I believe that the first question can be answered by the fact that patients with angina pectoris are usually prescribed long term medication such as nifedipine or nitroderivatives; these drugs are potent inhibitors of lower oesophageal sphincter tone, which is the main antireflux barrier. It would be interesting to know whether the patients with angina from Cooke and colleagues’ study had taken this type of medication for long periods, and whether their lower oesophageal sphincter tone was below normal at the time of the study. In a previous study, we measured manometrically the lower oesophageal sphincter tone in patients with angina after a drug washout, and found a significantly lower value than normal.5 It seems probable that the chronic consumption of spasmolytic drugs may have reduced this tone, giving patients with coronary artery disease the appearance of pathological gastro-oesophageal reflux. Furthermore, it is possible that the absence of oesophageal spastic disorders, such as nutcracker oesophagus, could be attributed to the long term pharmacological suppression of oesophageal contractile activity.

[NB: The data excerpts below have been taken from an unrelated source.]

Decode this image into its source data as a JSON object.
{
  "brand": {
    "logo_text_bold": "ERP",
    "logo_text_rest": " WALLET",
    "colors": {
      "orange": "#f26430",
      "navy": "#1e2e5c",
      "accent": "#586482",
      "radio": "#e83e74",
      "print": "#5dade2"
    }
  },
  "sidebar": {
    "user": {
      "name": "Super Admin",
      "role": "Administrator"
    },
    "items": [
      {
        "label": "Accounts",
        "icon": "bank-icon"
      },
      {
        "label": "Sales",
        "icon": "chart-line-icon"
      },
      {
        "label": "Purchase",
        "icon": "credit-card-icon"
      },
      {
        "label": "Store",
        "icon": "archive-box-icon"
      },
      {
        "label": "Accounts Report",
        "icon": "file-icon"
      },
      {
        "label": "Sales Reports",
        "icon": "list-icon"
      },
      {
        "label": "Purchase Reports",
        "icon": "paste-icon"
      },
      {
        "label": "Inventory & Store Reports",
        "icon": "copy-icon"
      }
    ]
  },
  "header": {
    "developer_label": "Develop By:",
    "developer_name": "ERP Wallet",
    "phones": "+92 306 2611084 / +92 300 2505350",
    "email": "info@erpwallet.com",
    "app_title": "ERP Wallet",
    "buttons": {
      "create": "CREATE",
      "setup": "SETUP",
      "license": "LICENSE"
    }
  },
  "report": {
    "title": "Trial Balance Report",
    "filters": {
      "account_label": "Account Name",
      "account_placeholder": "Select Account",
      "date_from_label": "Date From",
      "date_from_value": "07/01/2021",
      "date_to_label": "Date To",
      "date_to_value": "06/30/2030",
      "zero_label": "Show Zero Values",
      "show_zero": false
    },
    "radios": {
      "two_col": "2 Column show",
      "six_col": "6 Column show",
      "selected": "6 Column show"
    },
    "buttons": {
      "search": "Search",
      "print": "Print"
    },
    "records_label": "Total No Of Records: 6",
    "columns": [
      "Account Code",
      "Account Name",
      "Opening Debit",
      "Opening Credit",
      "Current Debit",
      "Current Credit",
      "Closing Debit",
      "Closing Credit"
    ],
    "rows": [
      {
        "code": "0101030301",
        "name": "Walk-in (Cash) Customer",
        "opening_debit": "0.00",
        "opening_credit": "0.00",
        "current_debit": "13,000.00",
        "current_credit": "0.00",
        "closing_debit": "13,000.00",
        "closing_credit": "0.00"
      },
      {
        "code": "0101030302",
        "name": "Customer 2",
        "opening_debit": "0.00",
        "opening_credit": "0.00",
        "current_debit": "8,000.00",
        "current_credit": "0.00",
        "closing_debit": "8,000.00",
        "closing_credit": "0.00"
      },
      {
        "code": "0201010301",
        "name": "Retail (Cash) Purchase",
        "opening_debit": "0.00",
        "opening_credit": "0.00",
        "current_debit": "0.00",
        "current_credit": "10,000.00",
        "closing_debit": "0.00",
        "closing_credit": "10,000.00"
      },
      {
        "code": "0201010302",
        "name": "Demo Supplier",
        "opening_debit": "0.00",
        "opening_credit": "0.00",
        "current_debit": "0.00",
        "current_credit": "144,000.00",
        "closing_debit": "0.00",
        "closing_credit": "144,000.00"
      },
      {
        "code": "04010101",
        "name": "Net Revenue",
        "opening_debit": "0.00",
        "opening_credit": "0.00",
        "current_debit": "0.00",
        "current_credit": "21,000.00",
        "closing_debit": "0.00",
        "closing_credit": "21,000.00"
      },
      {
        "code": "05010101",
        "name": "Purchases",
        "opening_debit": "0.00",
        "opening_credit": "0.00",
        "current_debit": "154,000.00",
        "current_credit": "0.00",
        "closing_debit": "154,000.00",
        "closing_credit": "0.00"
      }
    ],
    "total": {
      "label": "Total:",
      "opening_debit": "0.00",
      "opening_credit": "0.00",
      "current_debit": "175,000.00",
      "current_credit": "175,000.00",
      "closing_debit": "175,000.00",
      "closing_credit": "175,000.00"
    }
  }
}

With regard to the second question, it is very odd that patients with angina and gastro-oesophageal reflux complain mainly of retrosternal pain instead of the more common symptoms of gastro-oesophageal reflux—for example, heartburn, acid regurgitation, etc.6Previous studies have shown that there is a decrease in the pain perception threshold of patients with oesophageal angina and normal coronary angiograms,7 but we do not know whether pain perception in patients with oesophageal angina and coronary artery disease is similarly altered. I would expect a positive result from research on this matter, because it is not unreasonable to suppose that chronic cardiac pain may have sensitised the nociceptive neurones of the dorsal horn of the spinal cord,8 where the nociceptive fibres coming from the oesophageal mucosa also converge, thus developing a secondary hyperalgesia allodynia.9Should spinal hyperalgesia be present, episodes of gastro-oesophageal reflux that are generally not perceived to cause pain, could simulate the pain of angina.